Built by local fighters during the Indochina conflict, the Cu Chi tunnels served as a base from which they could operate from close to the Southern Vietnamese capital.
Initial construction started in 1948 when the local fighters required somewhere to hide from French air attacks. By 1965, the tunnel complex was estimated to consist over 200 km of tunnels. It included hospitals, schools, meeting rooms, kitchens, and sleeping quarters.
Life was difficult for the inhabitants, and to protect against outside intruders, booby traps were laid throughout the complex.
Our tour guide took us on a fascinating tour of the Cu Chi Tunnels where we learnt about the conditions the people lived in and the hardships they faced. It was amazing to see the size of the tunnels.
It is really bone chilling to imagine the long periods of their stay underground as well as the regular commuting through these narrow, customized tunnels. I admire the ingenuity of the Vietnamese. They were determined to stay alive. No wonder they win the war.
We spent almost all of our time walking around above ground looking at the various ways in which the Vietnamese were able to camouflage and hide their tunnels and operations. We were shown hidden entrances and hidden ventilation system in the grounds.
We were offered a chance to explore the tunnels on all fours or sit and drag our butts along to experience the thrill of being inside one. I declined as it was too claustrophobic for me. :P
We saw huge bomb craters left from B-52 bombs and a display of the bomb casings representing the amount of explosives dropped on Cu Chi per day. Visitors can also climb upon the remains of an American tank to have a photo taken.
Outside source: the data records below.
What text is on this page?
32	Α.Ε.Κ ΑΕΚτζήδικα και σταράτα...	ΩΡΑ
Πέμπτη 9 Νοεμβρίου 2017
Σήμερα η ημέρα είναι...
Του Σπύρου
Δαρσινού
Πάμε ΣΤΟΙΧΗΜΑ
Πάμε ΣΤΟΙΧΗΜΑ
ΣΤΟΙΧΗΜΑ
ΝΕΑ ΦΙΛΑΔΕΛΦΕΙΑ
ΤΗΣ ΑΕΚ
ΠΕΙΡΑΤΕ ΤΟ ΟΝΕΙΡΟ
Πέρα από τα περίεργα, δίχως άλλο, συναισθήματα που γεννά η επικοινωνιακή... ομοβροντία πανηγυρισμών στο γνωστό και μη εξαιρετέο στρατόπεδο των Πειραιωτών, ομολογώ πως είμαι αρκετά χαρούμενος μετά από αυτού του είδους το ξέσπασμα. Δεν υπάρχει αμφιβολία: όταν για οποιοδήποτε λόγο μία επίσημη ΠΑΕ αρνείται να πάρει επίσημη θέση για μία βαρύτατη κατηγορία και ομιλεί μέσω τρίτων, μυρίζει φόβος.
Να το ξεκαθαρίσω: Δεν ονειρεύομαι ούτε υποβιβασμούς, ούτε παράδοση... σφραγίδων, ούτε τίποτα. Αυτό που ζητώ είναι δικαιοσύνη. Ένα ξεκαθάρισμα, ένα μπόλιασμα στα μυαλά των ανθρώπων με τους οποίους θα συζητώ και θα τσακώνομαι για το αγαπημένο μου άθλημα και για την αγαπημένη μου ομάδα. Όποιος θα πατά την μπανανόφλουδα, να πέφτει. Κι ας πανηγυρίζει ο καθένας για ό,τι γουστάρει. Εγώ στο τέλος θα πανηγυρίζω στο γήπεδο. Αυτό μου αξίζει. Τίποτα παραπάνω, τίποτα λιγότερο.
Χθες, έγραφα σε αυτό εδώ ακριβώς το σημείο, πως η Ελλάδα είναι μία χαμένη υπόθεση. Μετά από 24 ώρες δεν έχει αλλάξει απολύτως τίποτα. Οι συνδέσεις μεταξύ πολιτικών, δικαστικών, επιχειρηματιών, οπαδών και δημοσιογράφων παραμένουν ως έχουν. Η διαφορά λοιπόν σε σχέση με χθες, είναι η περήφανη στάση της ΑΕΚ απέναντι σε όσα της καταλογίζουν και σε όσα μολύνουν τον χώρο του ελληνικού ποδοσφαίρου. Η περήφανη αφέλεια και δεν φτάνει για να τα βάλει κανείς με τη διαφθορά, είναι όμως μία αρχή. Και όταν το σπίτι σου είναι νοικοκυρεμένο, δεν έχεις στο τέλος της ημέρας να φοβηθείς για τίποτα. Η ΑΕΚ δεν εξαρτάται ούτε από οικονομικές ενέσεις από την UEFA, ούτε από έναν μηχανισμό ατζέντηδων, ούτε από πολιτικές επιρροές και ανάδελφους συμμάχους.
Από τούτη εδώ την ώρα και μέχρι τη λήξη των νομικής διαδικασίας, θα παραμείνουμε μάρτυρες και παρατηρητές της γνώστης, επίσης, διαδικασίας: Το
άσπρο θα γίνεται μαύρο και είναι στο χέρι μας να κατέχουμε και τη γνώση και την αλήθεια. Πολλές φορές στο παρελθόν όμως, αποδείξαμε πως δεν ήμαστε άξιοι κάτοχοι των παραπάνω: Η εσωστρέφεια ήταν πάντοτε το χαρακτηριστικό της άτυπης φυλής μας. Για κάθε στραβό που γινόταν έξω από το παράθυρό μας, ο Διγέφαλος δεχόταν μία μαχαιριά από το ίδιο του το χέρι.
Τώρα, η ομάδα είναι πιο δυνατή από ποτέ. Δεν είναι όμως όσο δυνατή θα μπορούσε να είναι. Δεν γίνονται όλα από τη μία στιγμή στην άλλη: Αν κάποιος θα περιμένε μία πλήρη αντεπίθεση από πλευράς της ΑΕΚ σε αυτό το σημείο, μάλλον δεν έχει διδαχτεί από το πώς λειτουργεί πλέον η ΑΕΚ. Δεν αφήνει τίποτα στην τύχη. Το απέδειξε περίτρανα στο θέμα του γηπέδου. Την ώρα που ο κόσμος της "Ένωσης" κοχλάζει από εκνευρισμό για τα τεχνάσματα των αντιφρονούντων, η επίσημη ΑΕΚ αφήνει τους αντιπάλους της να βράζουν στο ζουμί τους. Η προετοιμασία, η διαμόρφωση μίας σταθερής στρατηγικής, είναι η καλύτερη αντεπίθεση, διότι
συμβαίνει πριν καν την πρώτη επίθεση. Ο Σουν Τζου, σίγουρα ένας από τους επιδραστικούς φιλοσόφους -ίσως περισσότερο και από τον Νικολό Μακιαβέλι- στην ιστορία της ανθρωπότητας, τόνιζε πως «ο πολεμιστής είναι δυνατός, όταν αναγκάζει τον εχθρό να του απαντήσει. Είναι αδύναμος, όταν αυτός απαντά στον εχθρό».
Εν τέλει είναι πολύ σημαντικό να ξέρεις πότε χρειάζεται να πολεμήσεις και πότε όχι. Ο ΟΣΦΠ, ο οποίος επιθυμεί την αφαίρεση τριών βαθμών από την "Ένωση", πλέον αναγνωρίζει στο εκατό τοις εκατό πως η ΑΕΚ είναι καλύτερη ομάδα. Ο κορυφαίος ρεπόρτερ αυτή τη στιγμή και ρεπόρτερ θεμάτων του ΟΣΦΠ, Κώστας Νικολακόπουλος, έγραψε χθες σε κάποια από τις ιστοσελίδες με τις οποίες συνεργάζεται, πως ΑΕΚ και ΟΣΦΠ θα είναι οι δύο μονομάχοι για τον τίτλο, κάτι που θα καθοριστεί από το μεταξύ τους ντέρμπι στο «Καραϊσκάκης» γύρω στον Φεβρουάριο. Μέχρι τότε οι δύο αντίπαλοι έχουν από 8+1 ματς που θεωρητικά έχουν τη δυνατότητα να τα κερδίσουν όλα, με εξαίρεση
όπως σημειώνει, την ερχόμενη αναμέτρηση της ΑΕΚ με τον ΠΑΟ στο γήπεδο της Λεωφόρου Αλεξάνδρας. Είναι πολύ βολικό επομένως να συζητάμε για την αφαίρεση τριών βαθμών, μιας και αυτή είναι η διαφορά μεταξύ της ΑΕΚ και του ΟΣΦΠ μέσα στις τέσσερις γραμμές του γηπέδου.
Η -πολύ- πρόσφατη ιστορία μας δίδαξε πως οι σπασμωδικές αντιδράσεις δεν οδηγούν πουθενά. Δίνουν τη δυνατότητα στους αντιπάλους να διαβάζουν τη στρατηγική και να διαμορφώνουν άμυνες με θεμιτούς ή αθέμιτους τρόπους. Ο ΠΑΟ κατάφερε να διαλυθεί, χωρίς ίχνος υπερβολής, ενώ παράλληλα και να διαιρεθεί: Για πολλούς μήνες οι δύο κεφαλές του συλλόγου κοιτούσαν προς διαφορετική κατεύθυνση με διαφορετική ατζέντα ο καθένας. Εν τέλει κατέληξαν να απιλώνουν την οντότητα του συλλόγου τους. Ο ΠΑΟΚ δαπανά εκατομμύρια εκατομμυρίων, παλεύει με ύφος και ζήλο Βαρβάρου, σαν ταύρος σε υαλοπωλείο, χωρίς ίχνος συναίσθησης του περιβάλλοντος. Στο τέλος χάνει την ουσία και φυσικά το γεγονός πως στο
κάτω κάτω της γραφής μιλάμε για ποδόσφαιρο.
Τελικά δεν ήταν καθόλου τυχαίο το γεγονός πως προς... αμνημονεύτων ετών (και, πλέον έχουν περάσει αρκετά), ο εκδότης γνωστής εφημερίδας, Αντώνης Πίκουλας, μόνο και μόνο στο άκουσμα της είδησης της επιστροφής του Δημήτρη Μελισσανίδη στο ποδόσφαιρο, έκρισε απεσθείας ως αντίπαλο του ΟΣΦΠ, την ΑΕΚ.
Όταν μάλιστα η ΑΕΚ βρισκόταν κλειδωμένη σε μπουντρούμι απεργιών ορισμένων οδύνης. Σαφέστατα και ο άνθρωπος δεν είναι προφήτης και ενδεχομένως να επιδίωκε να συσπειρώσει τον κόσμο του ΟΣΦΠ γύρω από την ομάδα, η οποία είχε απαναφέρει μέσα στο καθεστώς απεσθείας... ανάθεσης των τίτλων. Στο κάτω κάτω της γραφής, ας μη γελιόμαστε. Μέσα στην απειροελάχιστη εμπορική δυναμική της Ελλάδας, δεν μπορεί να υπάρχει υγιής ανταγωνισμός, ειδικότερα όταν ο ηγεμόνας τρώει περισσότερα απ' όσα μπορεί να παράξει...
For an extra fee, we could fire off rounds from an AK47 or MK16 (like the ones the Viet Cong used) at the nearby rifle range. We didn't take up the offer.
We watched a demonstration of making spring roll wrappers.
After touring the Cu Chi Tunnels, we relaxed with steamed tapioca and hot tea. The underground root was one of the staple food the fighters survived on during wartime. The pandan leaves were placed around the underground tunnels to keep away snakes.
Be prepared to get dirty and sweaty in this tour. It was an amazing experience and a very moving history lesson for me. Worth a visit.